Having control over your stock is all about balance: having sufficient goods available that any item can be supplied without delay, without tying up too much money in stock. Sounds simple, but whether you're a wholesaler, distributor, merchant or retailer, carrying hundreds, thousands or millions of products, the importance of stock control can't be overstated.
The importance of stock control
There’s lots that can go wrong.
- Having too much stock: A 2013 report into the finances of 1,000 top US companies found that, between them, they had nearly half a trillion dollars ($459 billion) unnecessarily held in inventory, due to inferior practices. As well as tying up money in stock, having too much stock can result in you paying too much for storage, or risking goods becoming obsolete, or perishing.
- Having too little stock: As well the risk of letting your customers down, too frequent ordering incurs additional handling costs, and ordering in smaller amounts won’t get you the best prices from suppliers.
- Poor visibility and control: Poor control leads to errors such as selling the same stock twice, duplicating orders, and failing to take supplier lead times into account.
What methods can you use?
There are many that depend on industry and type of stock. Some of those most relevant in the distributive trades include:
- Fixed order quantity or fixed time period: Ordering a fixed quantity, or at a pre-determined time is simple, but not particularly flexible or responsive to the reality of fluctuations in demand.
- Setting inventory control levels: It is more effective to create a set of detailed stock levels such as maximum, minimum, re-ordering and danger level. This method relies on frequent stock checks to ensure it is accurate.
- ABC method: This involves allocating items or SKUs to categories A to C depending on contribution to sales, and then focusing stock control efforts accordingly. This method relies on understanding how to categorise SKUs as well as being able to react to change. For example, do some items move fast in summer months but more slowly in winter?

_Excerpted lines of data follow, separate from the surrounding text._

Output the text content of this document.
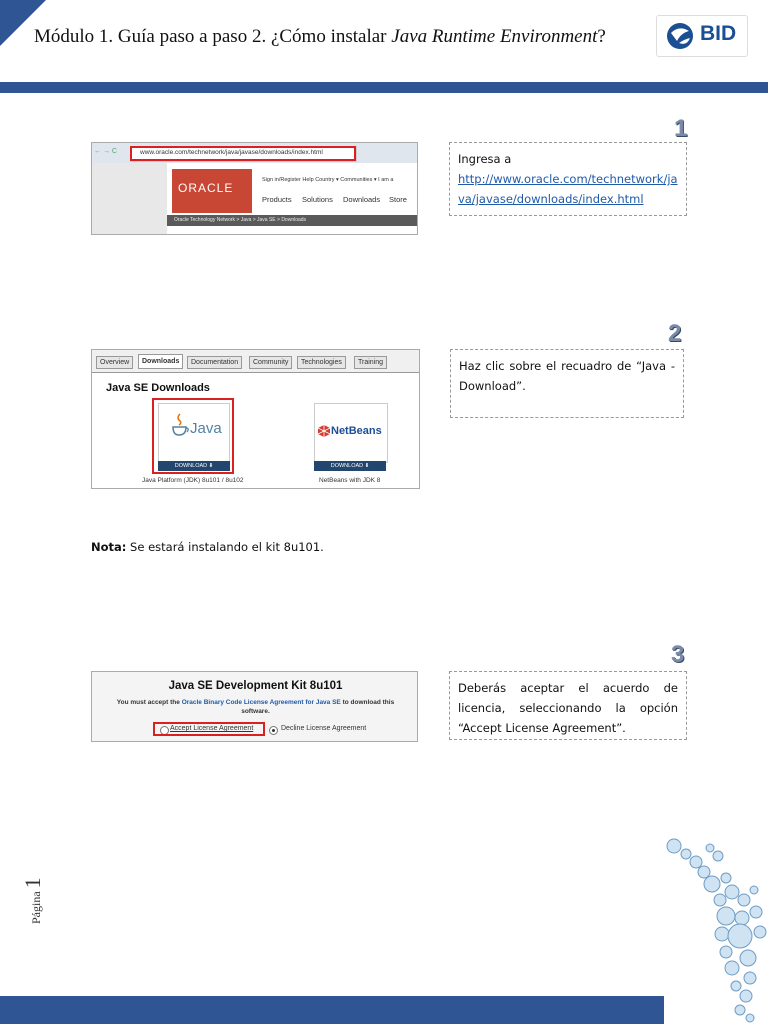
Módulo 1. Guía paso a paso 2. ¿Cómo instalar Java Runtime Environment?	BID
1
← → C	www.oracle.com/technetwork/java/javase/downloads/index.html
ORACLE
Sign in/Register Help Country ▾ Communities ▾ I am a
Products Solutions Downloads Store
Oracle Technology Network > Java > Java SE > Downloads
Ingresa a
http://www.oracle.com/technetwork/java/javase/downloads/index.html
2
Overview	Downloads	Documentation	Community	Technologies	Training
Java SE Downloads
Java
DOWNLOAD ⬇
Java Platform (JDK) 8u101 / 8u102
NetBeans
DOWNLOAD ⬇
NetBeans with JDK 8
Haz clic sobre el recuadro de “Java - Download”.
Nota: Se estará instalando el kit 8u101.
3
Java SE Development Kit 8u101
You must accept the Oracle Binary Code License Agreement for Java SE to download this
software.
Accept License Agreement	Decline License Agreement
Deberás aceptar el acuerdo de licencia, seleccionando la opción “Accept License Agreement”.
Página 1
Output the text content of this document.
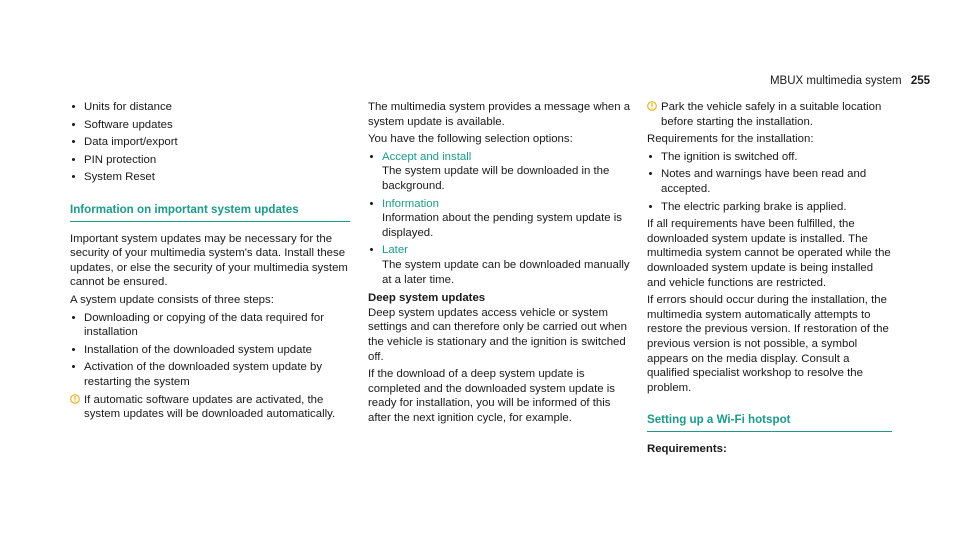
MBUX multimedia system 255
Units for distance
Software updates
Data import/export
PIN protection
System Reset
Information on important system updates

Important system updates may be necessary for the security of your multimedia system's data. Install these updates, or else the security of your multimedia system cannot be ensured.

A system update consists of three steps:

Downloading or copying of the data required for installation
Installation of the downloaded system update
Activation of the downloaded system update by restarting the system
If automatic software updates are activated, the system updates will be downloaded automatically.

The multimedia system provides a message when a system update is available.

You have the following selection options:

Accept and install
The system update will be downloaded in the background.
Information
Information about the pending system update is displayed.
Later
The system update can be downloaded manually at a later time.
Deep system updates

Deep system updates access vehicle or system settings and can therefore only be carried out when the vehicle is stationary and the ignition is switched off.

If the download of a deep system update is completed and the downloaded system update is ready for installation, you will be informed of this after the next ignition cycle, for example.

Park the vehicle safely in a suitable location before starting the installation.

Requirements for the installation:

The ignition is switched off.
Notes and warnings have been read and accepted.
The electric parking brake is applied.

If all requirements have been fulfilled, the downloaded system update is installed. The multimedia system cannot be operated while the downloaded system update is being installed and vehicle functions are restricted.

If errors should occur during the installation, the multimedia system automatically attempts to restore the previous version. If restoration of the previous version is not possible, a symbol appears on the media display. Consult a qualified specialist workshop to resolve the problem.

Setting up a Wi-Fi hotspot
Requirements:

- Perpetual inventory control: Continuous updating of inventory levels based on transactions. This method is superior to conducting periodic stock takes, but can’t be done manually and relies on using stock control software.
- Cycle counting: Ongoing stock taking of a small sample of SKUs at a time, in order to cycle through the entire inventory. This is less time consuming than full stock checks, and feeds into perpetual inventory control, correcting for lost or broken stock or scanning errors.
How can software help the process?
Keeping track of all of this data manually can be a huge headache. This is why so many wholesalers, distributors, merchants and retailers use stock control software.
Automated inventory control systems not only make it easier to keep track of your stock levels, they enable you to analyse inventory data to uncover opportunities to improve. A 2011 study found that best in class supply organizations are able to improve inventory levels by between 20% and 50% by employing analytical tools.
What are the advantages?:
- Visibility for informed decisions: you have the data you need to conduct inventory analysis and implement and track improvements.
- Centralised control over branches: you can co-ordinate so that each location has the stock it needs, despite differences in demand.
- Links to other systems: integration with sales order processing and purchasing reduces paperwork, increases efficiency and improves accuracy.
- Customer service: having the right goods in stock will enable you to offer short lead times and consistently deliver on time, in full.
With a fully integrated system, you can keep yourself updated on how much stock you have and what you might need in future.